Eine 10x GoreTex Jacke aus den USA. Sie ist sehr dünn, aber reißfest. Ich habe sie groß genug gekauft, um darunter mehrere Schichten tragen zu können. Ich habe sie bei Sommerregen genauso getragen, wie bei Schneegestöber. Wichtig ist m. M. nach, daß die Jacke ein Netzfutter hat und nicht direkt auf der Kleidung aufliegt. Finde ich jedenfalls angenehmer. Hose habe ich eine Paclite Goretex als Überhose. Die Schuhe sind mit snow seal imprägniert. Da ich hier mit GoreTex sehr schlechte Erfahrungen hatte, trage ich Lederstiefel von Haix. Die Teil-Lederstiefel von Meindl waren zwar irre teuer, aber qualitativ Schrott. Das zeigte sich bei meinen schon nach 2 Stunden Gamsjagd in Slowenien beim Pirschen durch nasses Gras - und erst recht, wenn man es wie ich nicht glauben mag, wenn man bspw. 10 Tage in NZL`s Bergen unterwegs ist.

Mit der genannten Ausrüstung war ich immer sehr zufrieden, auch bei tagelangem Regen.

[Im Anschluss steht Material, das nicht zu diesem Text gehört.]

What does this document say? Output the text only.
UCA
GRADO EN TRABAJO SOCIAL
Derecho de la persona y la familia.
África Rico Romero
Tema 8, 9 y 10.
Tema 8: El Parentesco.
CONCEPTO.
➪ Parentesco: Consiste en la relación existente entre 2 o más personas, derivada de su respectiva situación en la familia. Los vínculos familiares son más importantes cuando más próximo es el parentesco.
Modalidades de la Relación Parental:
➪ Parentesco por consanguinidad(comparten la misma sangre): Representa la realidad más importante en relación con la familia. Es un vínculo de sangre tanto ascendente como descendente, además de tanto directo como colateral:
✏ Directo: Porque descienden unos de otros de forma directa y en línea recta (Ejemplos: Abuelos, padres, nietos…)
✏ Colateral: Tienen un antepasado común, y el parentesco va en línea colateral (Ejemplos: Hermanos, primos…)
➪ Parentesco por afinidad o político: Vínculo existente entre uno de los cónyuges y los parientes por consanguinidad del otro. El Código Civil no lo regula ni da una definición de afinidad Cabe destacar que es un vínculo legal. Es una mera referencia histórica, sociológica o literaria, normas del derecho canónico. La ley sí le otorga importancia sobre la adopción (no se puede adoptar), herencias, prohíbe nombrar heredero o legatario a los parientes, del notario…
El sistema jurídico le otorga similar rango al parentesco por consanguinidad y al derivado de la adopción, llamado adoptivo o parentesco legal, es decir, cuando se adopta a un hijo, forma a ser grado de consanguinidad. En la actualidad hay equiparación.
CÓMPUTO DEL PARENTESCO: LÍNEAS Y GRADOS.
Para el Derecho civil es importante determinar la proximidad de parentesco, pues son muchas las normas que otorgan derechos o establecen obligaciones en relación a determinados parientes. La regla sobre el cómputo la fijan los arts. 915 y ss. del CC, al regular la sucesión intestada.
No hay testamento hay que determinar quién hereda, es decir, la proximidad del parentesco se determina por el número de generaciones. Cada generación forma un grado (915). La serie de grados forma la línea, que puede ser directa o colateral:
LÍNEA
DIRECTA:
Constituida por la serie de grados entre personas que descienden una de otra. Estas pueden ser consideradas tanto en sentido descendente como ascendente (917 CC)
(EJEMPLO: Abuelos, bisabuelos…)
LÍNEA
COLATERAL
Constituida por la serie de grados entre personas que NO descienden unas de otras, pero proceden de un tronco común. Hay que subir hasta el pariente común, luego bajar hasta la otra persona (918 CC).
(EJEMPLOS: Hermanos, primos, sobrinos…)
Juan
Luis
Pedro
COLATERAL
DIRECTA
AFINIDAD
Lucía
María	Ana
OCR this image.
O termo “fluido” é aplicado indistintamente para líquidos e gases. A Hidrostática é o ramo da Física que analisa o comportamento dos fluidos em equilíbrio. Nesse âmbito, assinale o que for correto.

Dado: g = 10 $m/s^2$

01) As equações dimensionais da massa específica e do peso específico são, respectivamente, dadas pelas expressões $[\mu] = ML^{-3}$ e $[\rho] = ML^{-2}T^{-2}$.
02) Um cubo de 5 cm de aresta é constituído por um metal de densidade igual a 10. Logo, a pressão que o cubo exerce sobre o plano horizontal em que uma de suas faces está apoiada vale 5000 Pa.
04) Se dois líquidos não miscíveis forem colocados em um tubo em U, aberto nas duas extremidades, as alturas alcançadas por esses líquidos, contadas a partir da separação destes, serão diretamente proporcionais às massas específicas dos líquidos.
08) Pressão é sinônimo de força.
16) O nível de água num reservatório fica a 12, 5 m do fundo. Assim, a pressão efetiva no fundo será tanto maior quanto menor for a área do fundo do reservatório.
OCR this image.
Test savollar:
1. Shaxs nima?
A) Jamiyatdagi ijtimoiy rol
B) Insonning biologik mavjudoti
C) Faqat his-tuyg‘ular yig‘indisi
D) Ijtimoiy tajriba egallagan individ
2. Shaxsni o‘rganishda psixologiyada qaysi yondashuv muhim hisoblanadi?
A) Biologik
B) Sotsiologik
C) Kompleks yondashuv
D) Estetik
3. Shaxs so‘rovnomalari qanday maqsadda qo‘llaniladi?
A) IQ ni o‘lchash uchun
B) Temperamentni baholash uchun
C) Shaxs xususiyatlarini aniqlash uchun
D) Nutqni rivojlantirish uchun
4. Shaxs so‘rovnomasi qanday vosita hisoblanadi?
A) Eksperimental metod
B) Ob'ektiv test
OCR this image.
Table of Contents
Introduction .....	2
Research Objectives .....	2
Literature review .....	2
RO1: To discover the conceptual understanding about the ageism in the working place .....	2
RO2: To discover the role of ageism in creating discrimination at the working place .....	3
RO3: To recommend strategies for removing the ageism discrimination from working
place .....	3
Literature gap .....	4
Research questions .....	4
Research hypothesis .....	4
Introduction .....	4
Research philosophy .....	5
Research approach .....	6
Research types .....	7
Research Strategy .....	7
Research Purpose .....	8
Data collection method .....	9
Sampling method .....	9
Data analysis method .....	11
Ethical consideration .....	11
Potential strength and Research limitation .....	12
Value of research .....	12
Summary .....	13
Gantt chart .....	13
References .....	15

Eines ist wichtig: Man muß sich "abschminken", daß Gore oder vergleichbares Material die komplette Nässe vom Schwitzen durch die Kleidung nach aussen bringt. Daher ist ein Mehrschichtsystem sehr sinnvoll. Empfehlen kann ich uneingeschränkt die Unterhemden von Brynje und Ausrüstung von Löffler. Mit Jagdkatalog-Produkten bin ich im Vergleich zu den Produkten aus dem Sportbereich IMMER sehr schlecht gefahren: Teuer, schwer und bei wirklich jeder Jacke ging Nässe durch, wo die Träger des Rucksacks bzw. der Gewehrriemen am Körper anlagen.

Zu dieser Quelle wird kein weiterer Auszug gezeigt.